Женя, забившись с ногами в угол дивана, приглаживала разметавшиеся Гришкины вихры и молчала. Она сердилась на мужа. Оказалось, что их одиннадцатилетний такой счастливый брак для Москвы не пригоден.
- Жил - дрожал, умирал... Ну, прости, Пашет... - замялся зять. - Не будь премудрым пескарем. Ты же на самом деле храбрый мужик... Теперь другое время. Со сталинщиной покончено.
- И с Венгрией тоже... - буркнул Челышев.
- Ну, Пашет, ты неисправим.
- Повезло: не исправляли...
- А как до тебя нашим славным чекистам было добраться? Ты же в щели сидел, - засмеялся зять.
- Разумеется, не в горкоме...
- Пашет, прекрати! - сказала Женя. - Мальчик себе отца не выбирал...
- А я горжусь отцом! - вскрикнул Токарев. - Отец был честный человек.
- Хорошо, хорошо... Но пить я вам больше не дам, - сказала Женя и поставила бутылку на диван.
- Нечего тебе, Пашет, обижаться, - сказал Токарев. - Я лишь говорю, что поскольку ты не любишь советскую власть, тебе логичней было остаться в оккупации.
- А он и теперь в оккупации, - вздохнула Женя. - Вечером на улицу не выходит, словно в городе комендантский час. Из этой конуры он - только на службу. Со службы - назад в конуру...
- Зато ни к кому не примазываюсь. Не кричу: "Да здравствует романтика целины!" или "Славься ленинская соцзаконность!" - рассердился Челышев, намекая на последние статьи зятя. Токарева только-только начали печатать, и он был не слишком разборчив.
- Перестань, Пашет, - нахмурилась Женя. - Неужели думаешь, что ты особенный и не приспосабливаешься к советской власти? Ну, во-первых, это не так... А во-вторых, что толку? Сидишь в этой конуре действительно, как пескарь под корягой. А кому от этого тепло?

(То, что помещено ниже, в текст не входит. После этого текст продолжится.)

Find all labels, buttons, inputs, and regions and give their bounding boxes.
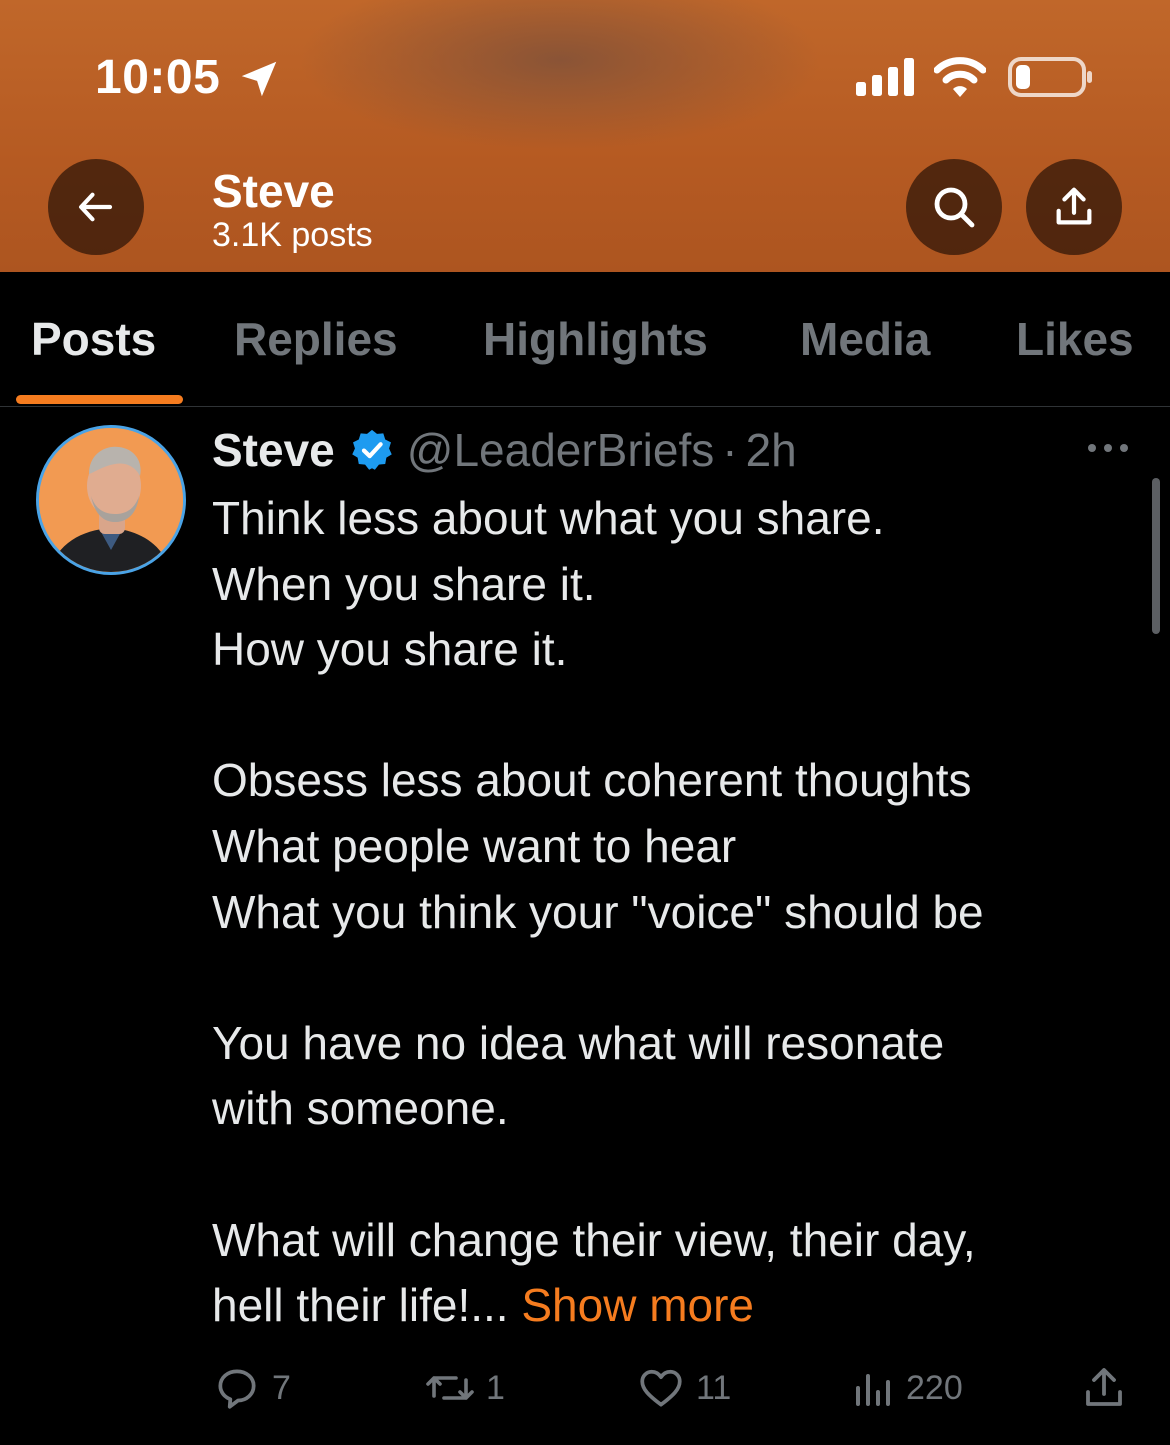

"Тебе", - сказал про себя Челышев.
- Никому, - повысила голос Женя. - А мальчик с Надюхой...
- Тише... - Теперь уже перепугался зять, хотя хозяева вряд ли догадывались, кто такая Надюха и где она живет.
- Да, мальчик с Надюхой меня спасли, приютили, - воодушевлялась Женя. - Он мне как брат... - Она обняла Токарева. - И Надюху я тоже отыщу. Вот увидите отыщу. Свинство, что я ей столько лет не писала! Нет, я в углу сидеть не намерена!
Она соскочила с дивана и теперь стояла перед Челышевым, грозная, в самом деле молодая, очевидно, готовая к любому повороту и своей и его судьбы.
- Не воображай, Пашет, что ты какой-то из ряда вон выходящий. Ничего подобного. Никакой ты не контрик и не внутренний эмигрант. Это мальчик тебе польстил. Ты самый заурядный каменщик.
- Он что - масон? - испугался Токарев.
- Если бы!.. Нет, масоны - вольные каменщики, а Пашет - подневольный. Помните:
- Каменщик, каменщик, в фартуке белом,
Что ты там строишь? кому?
- Эй, не мешай нам, мы заняты делом,
Строим мы, строим тюрьму.
Она продекламировала с чувством, но тут же смутилась: - Бог мой, какие неуклюжие стихи. Слоги сливаются... - Ей стало не по себе и захотелось оборвать спор. - Прости меня, Пашет, но ты каменщик. Ты, конечно, очень хороший человек. Самоотверженный человек. Тебе и в голову не приходило прятаться от фронта. Ты очень порядочный, очень справедливый. Ты всегда, как мог, выкладывался на работе. Но ты, разумеется, вместе со всем советским народом построил... тюрьму.